Lorna hadn’t misinterpreted Matt’s question as anything but what it was—a request for an alibi. Her face lost its color; she put her hands on her desk and rolled back in her chair, as if to push herself away from the topic. She bit her lower lip and closed her eyes; I thought she might cry. Then, in the next minute, her eyes widened. I imagined her mind churning, angry that Matt had not been open with her from the beginning. Her nostrils flared, as I imagined her Appaloosa’s might. She stood and folded her arms across her chest.
“I rode my horse until ten or ten-thirty, then went home to bed.” She cleared her throat, ready to deliver an unpleasant message to an underling. “And now I’m going to ask you to leave.”
Matt nodded and closed his notebook, giving no sign he’d noticed her new hostility. “Of course,” he said.
The interview was over, and I hadn’t done a thing to earn my consultant status.

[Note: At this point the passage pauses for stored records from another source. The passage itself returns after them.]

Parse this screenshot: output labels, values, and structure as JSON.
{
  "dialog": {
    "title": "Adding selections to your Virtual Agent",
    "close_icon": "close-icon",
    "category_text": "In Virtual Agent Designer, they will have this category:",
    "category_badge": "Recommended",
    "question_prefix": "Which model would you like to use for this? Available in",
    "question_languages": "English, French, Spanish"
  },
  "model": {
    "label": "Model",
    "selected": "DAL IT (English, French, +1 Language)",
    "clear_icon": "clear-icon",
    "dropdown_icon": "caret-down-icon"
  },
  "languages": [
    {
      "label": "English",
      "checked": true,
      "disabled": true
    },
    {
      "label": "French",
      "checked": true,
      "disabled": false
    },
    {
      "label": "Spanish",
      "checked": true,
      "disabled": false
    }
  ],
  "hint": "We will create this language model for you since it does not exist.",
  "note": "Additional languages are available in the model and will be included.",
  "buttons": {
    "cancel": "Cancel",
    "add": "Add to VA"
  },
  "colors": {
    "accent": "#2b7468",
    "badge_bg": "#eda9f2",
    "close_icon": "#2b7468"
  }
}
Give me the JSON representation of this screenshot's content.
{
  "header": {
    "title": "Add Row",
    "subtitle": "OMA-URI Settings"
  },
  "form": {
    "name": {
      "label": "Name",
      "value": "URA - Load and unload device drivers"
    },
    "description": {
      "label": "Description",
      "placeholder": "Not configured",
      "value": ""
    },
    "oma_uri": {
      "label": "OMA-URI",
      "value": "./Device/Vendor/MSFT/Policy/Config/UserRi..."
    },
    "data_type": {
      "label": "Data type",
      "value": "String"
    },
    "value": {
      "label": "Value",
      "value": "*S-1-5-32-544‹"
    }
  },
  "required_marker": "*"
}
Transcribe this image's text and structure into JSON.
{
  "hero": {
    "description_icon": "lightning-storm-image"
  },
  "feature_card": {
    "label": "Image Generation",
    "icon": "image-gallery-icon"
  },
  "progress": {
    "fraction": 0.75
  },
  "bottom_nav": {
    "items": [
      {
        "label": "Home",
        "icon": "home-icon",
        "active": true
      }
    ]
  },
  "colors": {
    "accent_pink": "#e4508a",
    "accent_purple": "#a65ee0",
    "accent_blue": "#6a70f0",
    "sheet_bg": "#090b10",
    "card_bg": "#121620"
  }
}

I had to get a word in. “If you have another moment—before we leave, I’d just like to get a sense of what you do here as project director. Does that mean you have responsibility for funding, or do you also set the research agenda?”
Lorna glared at me, picked up a brochure from a pile on her side table, and handed it to me. “Everything you need to know is in here. Now, I have an important meeting.”
Unlike this one
, was the implication. She swept her arm toward the door. “So if you will kindly leave?”
We did.
For now,
I thought.
 
“What did you think?” Matt asked, starting our traditional post-interview debriefing. We were in his Camry, headed for lunch at Russo’s on Broadway. In my mind, I’d already ordered the specialty of the house, eggplant parmigiana.
“She seemed too tall for horse-riding,” I said, only half teasing. I realized I was probably influenced by photos I’d seen of jockeys, who seemed not much bigger than Rose.
Matt laughed. “What do we know from this interview? Friendly with the mayor and Councilman Vega, for one.”